Existe-t-il une part de talent naturel chez les négociateurs ?

Certes, parce qu'elle est une activité profondément humaine, la négociation repose sur des qualités interpersonnelles dont nous sommes plus ou moins bien dotés. Le fait d'être à l'aise dans la relation aux autres, la capacité à maîtriser ses émotions et à comprendre celles d'autrui, la rapidité à saisir une opportunité sont autant d'atouts. Mais la part de talent "inné" me semble minoritaire — et de plus en plus minoritaire à mesure que s'élèvent le niveau et l'enjeu des négociations. D'une part, ces qualités interpersonnelles peuvent s'améliorer par un travail sur soi. Prendre conscience de l'importance de l'écoute, par exemple, et en travailler les techniques donnent de bons résultats. Idem pour la confiance en soi. D'autre part, et surtout, la négociation se fonde sur un ensemble d'outils, de processus et de méthodes, éclairés par la recherche et validés par l'expérience, qui peuvent être appris.

La phase de préparation est-elle la clé de la réussite ?

Une négociation réussie s'appuie sur plusieurs aspects : savoir se préparer, mais aussi construire une séquence de négociation dans le temps, maîtriser les techniques de création et de répartition de valeur, gérer l'échange d'informations, se protéger des principaux biais psychologiques, structurer une équipe de négociateurs, relever le défi d'une négociation multilatérale et des coalitions qui s'y nouent. Il s'agit d’enjeux pour lesquels des méthodes éprouvées existent, peuvent être apprises puis mises en pratique.

Quels réflexes vous paraissent les plus contre-productifs ?

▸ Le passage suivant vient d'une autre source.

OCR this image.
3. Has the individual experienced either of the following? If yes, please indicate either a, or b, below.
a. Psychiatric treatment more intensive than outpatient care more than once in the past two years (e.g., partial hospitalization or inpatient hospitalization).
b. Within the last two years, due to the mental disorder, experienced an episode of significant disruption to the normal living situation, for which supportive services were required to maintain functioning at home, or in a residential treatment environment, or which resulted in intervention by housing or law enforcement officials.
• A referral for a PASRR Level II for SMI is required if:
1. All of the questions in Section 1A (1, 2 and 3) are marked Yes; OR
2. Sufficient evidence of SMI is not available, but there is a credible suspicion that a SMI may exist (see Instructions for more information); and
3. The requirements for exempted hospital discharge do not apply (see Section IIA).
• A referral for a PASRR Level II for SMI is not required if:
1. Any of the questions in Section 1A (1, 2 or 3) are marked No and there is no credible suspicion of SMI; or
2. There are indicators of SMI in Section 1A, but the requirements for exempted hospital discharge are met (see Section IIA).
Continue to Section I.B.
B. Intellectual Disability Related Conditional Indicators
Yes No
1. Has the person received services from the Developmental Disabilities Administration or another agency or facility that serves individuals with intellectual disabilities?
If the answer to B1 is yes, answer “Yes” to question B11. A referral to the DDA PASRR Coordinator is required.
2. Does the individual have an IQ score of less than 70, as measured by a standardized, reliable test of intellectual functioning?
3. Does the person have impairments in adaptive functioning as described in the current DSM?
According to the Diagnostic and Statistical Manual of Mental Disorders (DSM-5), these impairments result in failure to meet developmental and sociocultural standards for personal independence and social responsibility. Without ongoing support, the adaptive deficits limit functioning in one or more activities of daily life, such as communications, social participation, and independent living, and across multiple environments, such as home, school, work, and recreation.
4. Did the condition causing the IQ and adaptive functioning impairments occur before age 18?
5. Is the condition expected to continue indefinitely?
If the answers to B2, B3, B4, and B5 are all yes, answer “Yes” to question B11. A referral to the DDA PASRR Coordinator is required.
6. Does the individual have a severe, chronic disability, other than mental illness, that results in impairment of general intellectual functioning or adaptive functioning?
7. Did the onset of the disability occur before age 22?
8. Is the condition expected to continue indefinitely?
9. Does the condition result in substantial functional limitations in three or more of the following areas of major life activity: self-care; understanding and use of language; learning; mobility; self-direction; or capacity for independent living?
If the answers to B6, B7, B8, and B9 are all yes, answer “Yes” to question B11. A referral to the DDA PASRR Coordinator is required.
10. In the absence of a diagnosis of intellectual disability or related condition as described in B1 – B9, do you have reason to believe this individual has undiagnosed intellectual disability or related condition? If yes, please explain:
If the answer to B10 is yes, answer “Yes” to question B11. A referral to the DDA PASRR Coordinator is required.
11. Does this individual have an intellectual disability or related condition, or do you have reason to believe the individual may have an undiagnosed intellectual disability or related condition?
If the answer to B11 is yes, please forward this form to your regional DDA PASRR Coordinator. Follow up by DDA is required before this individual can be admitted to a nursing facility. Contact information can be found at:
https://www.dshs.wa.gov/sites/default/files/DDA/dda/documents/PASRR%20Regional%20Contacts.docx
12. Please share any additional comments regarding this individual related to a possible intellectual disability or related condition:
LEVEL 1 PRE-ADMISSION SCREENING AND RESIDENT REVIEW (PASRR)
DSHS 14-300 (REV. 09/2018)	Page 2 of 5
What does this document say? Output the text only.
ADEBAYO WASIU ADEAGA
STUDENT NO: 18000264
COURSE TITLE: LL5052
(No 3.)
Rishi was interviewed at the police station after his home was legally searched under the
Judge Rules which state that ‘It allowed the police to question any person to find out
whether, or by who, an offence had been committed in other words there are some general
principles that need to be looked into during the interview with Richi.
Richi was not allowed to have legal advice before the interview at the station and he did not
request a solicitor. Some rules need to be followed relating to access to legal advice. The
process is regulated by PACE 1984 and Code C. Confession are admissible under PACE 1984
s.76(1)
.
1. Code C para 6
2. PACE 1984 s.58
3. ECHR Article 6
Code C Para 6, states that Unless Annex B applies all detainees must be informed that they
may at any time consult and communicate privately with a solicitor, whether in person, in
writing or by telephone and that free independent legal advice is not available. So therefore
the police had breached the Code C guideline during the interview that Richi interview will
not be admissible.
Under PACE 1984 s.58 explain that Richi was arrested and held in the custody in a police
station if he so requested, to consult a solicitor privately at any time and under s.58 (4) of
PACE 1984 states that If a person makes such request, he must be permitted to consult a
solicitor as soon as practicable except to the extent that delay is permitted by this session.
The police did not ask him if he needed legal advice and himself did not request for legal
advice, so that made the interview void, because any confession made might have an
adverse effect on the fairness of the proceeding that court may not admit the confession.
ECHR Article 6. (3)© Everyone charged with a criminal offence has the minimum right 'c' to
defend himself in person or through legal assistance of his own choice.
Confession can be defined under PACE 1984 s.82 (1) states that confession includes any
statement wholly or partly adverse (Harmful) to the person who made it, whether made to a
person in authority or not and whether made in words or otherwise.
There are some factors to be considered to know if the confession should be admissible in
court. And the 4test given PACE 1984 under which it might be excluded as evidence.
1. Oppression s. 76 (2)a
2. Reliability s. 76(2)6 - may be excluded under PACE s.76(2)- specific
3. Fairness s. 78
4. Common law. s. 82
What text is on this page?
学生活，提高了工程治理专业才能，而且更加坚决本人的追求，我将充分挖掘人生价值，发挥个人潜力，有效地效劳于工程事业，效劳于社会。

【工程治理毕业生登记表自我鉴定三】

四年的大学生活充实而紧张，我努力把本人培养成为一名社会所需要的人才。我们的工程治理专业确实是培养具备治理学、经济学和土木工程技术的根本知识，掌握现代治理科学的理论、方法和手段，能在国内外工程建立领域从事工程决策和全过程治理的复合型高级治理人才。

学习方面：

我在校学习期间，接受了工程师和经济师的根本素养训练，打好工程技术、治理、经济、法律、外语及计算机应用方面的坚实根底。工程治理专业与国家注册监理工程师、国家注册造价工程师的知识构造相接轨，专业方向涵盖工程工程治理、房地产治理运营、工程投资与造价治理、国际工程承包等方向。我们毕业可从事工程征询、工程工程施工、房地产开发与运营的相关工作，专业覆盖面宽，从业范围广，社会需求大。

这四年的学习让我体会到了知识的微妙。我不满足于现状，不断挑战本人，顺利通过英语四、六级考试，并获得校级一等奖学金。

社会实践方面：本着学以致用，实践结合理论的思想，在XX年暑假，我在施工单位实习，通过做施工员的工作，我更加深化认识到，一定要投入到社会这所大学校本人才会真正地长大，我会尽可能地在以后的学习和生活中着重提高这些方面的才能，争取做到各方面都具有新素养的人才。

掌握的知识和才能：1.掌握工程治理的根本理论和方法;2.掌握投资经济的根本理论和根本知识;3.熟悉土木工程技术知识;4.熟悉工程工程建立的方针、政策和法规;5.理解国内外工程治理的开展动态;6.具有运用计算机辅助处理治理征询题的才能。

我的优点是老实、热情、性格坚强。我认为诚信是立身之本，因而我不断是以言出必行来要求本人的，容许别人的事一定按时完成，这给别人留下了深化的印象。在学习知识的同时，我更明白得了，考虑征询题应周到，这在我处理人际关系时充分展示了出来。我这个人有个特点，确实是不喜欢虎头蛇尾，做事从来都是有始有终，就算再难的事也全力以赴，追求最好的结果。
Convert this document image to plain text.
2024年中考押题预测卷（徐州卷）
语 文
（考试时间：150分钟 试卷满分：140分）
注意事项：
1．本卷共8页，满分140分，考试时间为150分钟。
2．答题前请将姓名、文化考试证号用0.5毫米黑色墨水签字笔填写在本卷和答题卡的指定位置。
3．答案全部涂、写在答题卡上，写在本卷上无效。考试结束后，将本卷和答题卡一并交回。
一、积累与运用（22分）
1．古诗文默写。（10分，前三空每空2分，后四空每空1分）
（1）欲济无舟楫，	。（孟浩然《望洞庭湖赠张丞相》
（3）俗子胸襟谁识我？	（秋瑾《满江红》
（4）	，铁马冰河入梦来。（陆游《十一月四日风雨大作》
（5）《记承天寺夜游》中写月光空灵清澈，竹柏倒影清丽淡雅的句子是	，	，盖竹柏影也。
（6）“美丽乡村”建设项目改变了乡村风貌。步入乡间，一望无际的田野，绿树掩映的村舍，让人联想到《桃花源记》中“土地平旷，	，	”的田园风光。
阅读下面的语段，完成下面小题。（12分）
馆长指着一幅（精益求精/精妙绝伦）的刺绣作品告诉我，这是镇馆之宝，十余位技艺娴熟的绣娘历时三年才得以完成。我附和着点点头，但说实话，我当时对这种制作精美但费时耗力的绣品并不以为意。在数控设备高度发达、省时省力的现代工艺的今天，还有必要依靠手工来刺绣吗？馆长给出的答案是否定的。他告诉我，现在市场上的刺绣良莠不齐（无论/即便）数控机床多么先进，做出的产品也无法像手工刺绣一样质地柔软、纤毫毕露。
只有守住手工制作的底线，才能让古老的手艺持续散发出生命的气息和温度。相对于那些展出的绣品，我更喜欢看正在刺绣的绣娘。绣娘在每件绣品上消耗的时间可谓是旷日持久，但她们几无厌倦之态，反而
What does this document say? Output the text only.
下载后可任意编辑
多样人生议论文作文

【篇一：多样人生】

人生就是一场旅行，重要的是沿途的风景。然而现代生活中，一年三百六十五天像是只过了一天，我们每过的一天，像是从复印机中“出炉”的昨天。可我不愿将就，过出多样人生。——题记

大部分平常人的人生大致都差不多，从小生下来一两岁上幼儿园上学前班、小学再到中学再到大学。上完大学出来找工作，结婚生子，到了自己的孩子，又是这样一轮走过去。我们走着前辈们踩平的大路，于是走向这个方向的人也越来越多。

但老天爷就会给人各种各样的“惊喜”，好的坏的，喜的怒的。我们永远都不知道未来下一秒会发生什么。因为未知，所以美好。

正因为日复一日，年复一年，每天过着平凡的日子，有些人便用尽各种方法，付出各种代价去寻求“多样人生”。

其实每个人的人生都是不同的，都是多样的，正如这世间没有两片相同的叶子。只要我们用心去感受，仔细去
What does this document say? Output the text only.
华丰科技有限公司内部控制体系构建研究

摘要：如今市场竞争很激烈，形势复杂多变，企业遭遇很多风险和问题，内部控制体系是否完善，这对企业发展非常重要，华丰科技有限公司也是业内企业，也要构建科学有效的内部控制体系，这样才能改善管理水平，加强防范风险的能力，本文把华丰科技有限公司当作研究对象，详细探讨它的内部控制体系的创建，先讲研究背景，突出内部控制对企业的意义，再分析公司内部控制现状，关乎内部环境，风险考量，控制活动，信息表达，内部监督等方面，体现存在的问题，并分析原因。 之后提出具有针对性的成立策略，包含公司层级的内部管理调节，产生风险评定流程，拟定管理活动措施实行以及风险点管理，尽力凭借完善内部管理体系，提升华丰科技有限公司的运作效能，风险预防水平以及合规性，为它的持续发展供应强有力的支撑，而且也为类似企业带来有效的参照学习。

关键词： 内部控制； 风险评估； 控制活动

La plupart d'entre eux participent d'une même erreur : se focaliser sur l'évident au point d'en oublier l'essentiel. En voici un exemple simple : il est évident que le négociateur doit parler, s'exprimer pour convaincre. Mais le négociateur qui vire au moulin à paroles est sûr d'échouer. L'essentiel est d'abord d'écouter : obtenir de l'information — qui vaut de l'or en négociation, pour surmonter les asymétries, témoigner de l'égard et consolider la relation, et enfin poser un précédent : « je vous ai écouté, et je vous le démontre en reformulant ma compréhension de ce que vous avez dit, à mon tour à présent ». Cette phase d'écoute avant la prise de parole donne les moyens de présenter au mieux ce que l'on s'apprête à dire, précisément pour être le plus convaincant possible, d'ajuster au mieux le point d'ancrage… De même, le fait de se ruer sur le gâteau pour se le partager, avant de tenter de l'agrandir en créant de la valeur. Ou bien de parler du fond sans avoir au préalable prévu un processus et des règles de travail.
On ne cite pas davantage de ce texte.